OSU Security Club practice session

Assistant Professor Jang participated in competitions as a student at Georgia Tech and the Korea Advanced Institute of Science and Technology, where his teams advanced to the final round of DEF CON CTF eight times, winning the contest in 2015 and 2018. He enjoys passing on his knowledge to the students.

“I have been at DEF CON CTF many times, but OSUSEC qualifying for the competition is an even better feeling than when I won,” he said.

Jang also teaches the basics of hacking computer systems in his Cyber Attacks and Defense course at Oregon State. “Most of the CTF team members start learning about hacking in this class,” he said.

Cyber defense competitions

In CDCs, teams are housed on site and are not allowed to leave for the duration of the competition, which is usually one weekend.

“We’re cut off from the outside world and have to defend a set of machines against real attackers,” Read said. “We have to do the tasks to keep our system safe, just as people working in IT security in the real world do.”

“I always say a CDC is a group of college students stuck in a room together for eight hours, slowly going insane, and it’s wonderful,” said Brandon Ellis, a graduate student in computer science.

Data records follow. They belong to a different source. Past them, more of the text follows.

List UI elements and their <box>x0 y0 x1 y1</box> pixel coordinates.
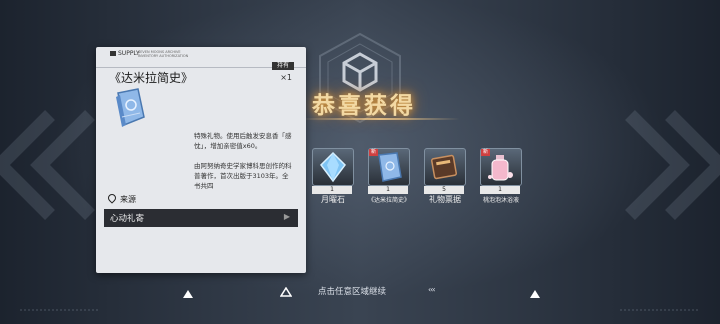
reward-item-moonstone[interactable]: 1 月曜石 <box>312 148 356 204</box>
source-heading: 来源 <box>106 192 136 205</box>
title-underline-glow <box>300 118 460 120</box>
reward-label: 桃泡泡沐浴液 <box>482 197 519 204</box>
reward-count: 1 <box>368 186 408 194</box>
left-chevron-decoration <box>0 110 95 220</box>
hollow-triangle-icon <box>280 287 292 297</box>
reward-frame: 新 <box>480 148 522 186</box>
ticket-icon <box>430 154 458 180</box>
owned-badge: 持有 <box>271 62 294 70</box>
source-item-label: 心动礼寄 <box>110 214 145 224</box>
new-badge: 新 <box>481 149 491 156</box>
supply-label: SUPPLY <box>118 50 140 57</box>
triangle-decoration-right <box>530 290 540 298</box>
triangle-decoration-left <box>183 290 193 298</box>
new-badge: 新 <box>369 149 379 156</box>
reward-count: 1 <box>312 186 352 194</box>
chevron-right-icon: ▶ <box>283 212 290 221</box>
item-lore: 由阿努纳奇史学家博科思创作的科普著作，首次出版于3103年。全书共四 <box>194 162 292 190</box>
source-link-row[interactable]: 心动礼寄 ▶ <box>104 209 298 227</box>
book-icon <box>116 88 145 127</box>
supply-tag: SUPPLY <box>110 50 140 57</box>
reward-count: 5 <box>424 186 464 194</box>
reward-frame: 新 <box>368 148 410 186</box>
right-chevron-decoration <box>625 110 720 220</box>
fine-print: SEVEN MOONS ARCHIVE INVENTORY AUTHORIZAT… <box>138 50 189 58</box>
reward-frame <box>312 148 354 186</box>
crystal-icon <box>320 151 346 183</box>
supply-box-icon <box>110 51 116 56</box>
item-name: 《达米拉简史》 <box>109 71 194 85</box>
reward-frame <box>424 148 466 186</box>
corner-decoration-right <box>620 309 700 311</box>
reward-count: 1 <box>480 186 520 194</box>
source-heading-text: 来源 <box>120 195 136 204</box>
reward-title: 恭喜获得 <box>312 93 416 119</box>
reward-item-body-wash[interactable]: 新 1 桃泡泡沐浴液 <box>480 148 524 204</box>
item-quantity: ×1 <box>280 73 292 82</box>
continue-hint[interactable]: 点击任意区域继续 <box>318 285 386 297</box>
skip-arrows-icon[interactable]: ‹‹‹ <box>428 285 436 294</box>
location-pin-icon <box>106 192 118 204</box>
reward-item-gift-ticket[interactable]: 5 礼物票据 <box>424 148 468 204</box>
item-detail-card: SUPPLY SEVEN MOONS ARCHIVE INVENTORY AUT… <box>96 47 306 273</box>
reward-item-book[interactable]: 新 1 《达米拉简史》 <box>368 148 412 204</box>
corner-decoration-left <box>20 309 100 311</box>
item-description: 特殊礼物。使用后触发安息香「感忱」，增加亲密值x60。 <box>194 132 292 150</box>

Most often the competitions involve keeping some critical infrastructure — such as an industrial control system (water tower, hydroelectric turbine, etc.) or e-commerce site — online and safe against outside attacks.

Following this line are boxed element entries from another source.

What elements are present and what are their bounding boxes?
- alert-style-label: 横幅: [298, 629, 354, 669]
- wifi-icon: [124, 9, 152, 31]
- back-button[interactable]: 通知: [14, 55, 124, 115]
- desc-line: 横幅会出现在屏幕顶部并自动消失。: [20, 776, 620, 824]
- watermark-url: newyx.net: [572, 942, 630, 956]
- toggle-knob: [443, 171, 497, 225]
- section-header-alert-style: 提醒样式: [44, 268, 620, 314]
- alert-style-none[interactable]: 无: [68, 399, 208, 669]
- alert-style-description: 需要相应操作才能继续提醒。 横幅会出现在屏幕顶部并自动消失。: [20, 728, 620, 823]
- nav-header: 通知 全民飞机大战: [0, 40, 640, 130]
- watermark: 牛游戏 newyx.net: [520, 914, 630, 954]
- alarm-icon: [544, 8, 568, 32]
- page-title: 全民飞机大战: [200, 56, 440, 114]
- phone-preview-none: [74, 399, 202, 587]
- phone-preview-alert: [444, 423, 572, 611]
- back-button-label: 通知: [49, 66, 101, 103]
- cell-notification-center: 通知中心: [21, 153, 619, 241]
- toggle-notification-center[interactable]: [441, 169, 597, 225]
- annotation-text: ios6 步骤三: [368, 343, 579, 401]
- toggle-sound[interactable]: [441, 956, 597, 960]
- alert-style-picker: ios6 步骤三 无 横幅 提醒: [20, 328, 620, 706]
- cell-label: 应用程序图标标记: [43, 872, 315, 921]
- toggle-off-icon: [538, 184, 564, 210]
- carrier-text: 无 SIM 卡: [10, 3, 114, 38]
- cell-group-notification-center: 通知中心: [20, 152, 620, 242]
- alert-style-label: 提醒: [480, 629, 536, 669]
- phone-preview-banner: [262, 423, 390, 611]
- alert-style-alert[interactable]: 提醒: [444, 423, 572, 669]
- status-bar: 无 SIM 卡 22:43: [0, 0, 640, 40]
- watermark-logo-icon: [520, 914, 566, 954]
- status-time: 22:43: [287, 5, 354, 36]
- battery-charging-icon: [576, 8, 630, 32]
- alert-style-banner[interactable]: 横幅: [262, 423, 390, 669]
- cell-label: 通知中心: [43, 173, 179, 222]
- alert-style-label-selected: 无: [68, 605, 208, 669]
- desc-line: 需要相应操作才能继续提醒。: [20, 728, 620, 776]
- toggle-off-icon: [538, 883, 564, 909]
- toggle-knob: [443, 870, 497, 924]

“The reason CDCs exist is that they’re very good at teaching people real IT security skills in a gamified environment,” Read said. “It’s much more fun than reading a textbook. We’re gaining hands-on experience in a safe manner.”

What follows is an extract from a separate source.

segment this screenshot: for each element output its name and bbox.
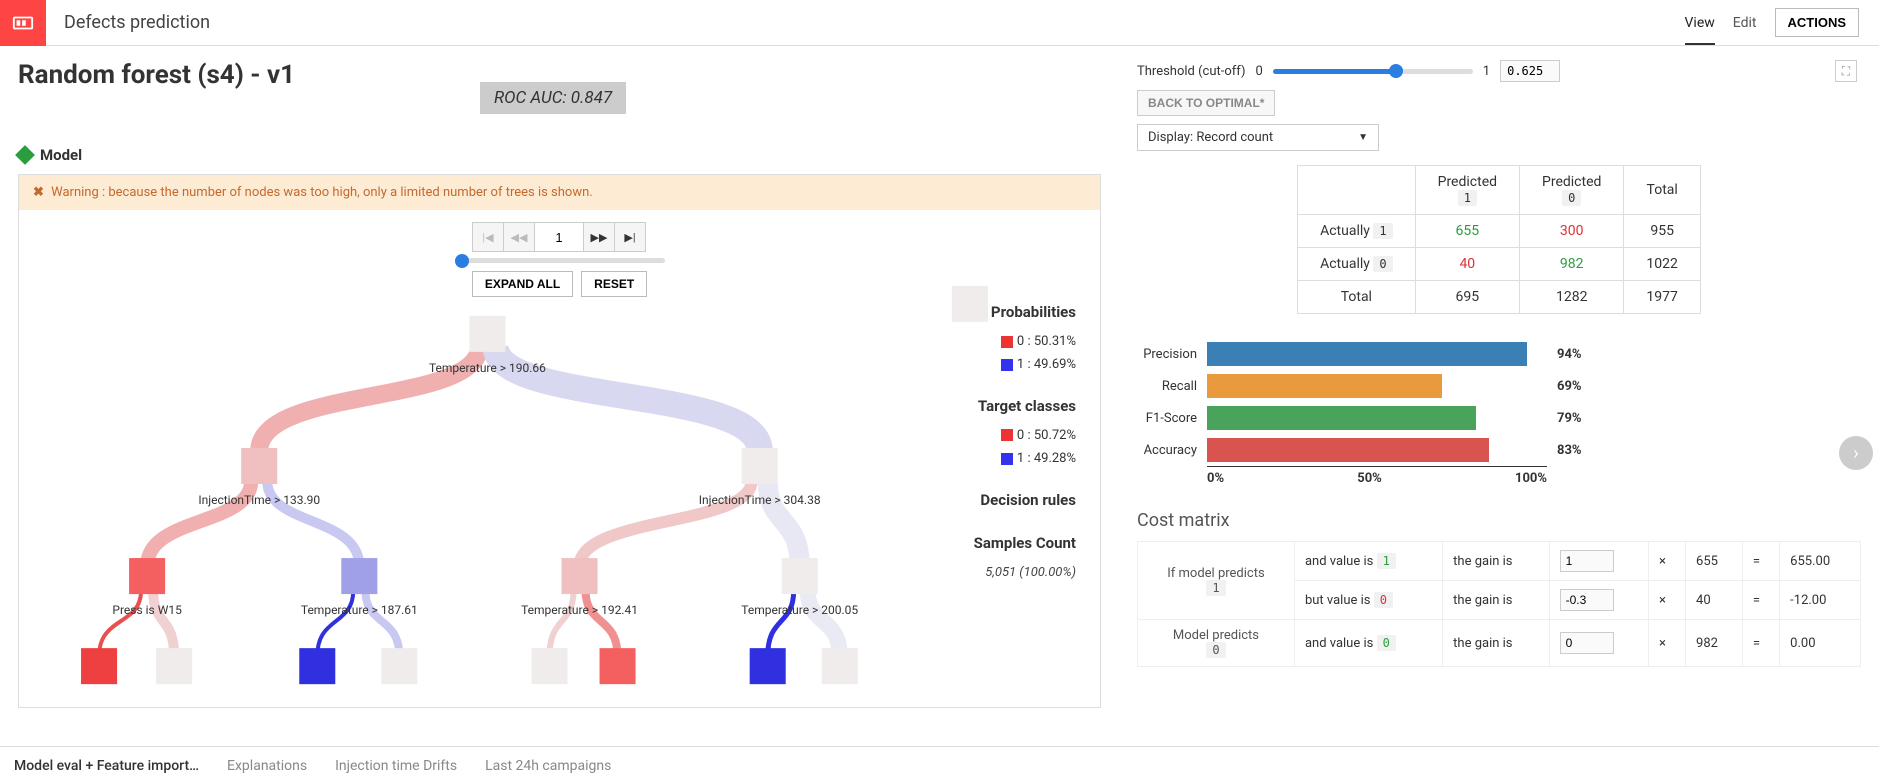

During the National Collegiate Cyber Defense Competition, where the Oregon State team took fifth place in the nation, the Linux team was able to catch and correctly analyze custom-written malware that had never been seen anywhere else in the world. In addition, the Windows team was able to keep the attackers out of their domain controller and DNS system.

“We were able to keep our system up 100% of the time during the competition, which is quite challenging,” said Ellis, one of the individuals responsible for this feat.

“A 100% uptime during a national competition is pretty much unheard of for a first-time team,” Read said. “There are skilled professionals that we’re competing against whose goal is to disable the machines, so that’s a great accomplishment.”

Read, Ellis, and Jang all emphasized that the club’s success is not only because students learn new skills, but because they all enjoy sharing their knowledge.

“People have specific areas of cybersecurity that they’re particularly interested in,” Ellis said. “Our industry can suffer from people being elitist and stingy about their knowledge, but everyone in our club is very good about sharing things they know, and some will bend over backward to share that knowledge with new up and comers.”

Welcoming online students

The COVID-19 pandemic forced the club, like everyone else, to operate remotely. But this gave OSUSEC the opportunity to include Oregon State’s online students to easily participate in the club’s activities, including the CTF practice sessions and competitions.

They continue to involve online students as much as possible today, even though classes and other activities have returned to in-person settings. “We stream all the meetings we can to our Discord server,” Read said.

Remote students can easily participate in CTF competitions, since they are held online, and they may also participate in CDCs, if they can travel to the event venues.

Bright future

The competitions are typically sponsored by companies interested in hiring the best cybersecurity talent. After the NCCDC, students were invited to attend a networking event with sponsors, which included defense contractors and the Central Intelligence Agency.

“We had people interviewing with companies and agencies right after the networking event,” Ellis said.

“It was 10 teams, eight people on each team at the event. That’s the 80 best cyber defenders in the country who have applied their effort to NCCDC and I think that our team definitely represents that,” Read said. “And we’re glad to represent Oregon State this way.”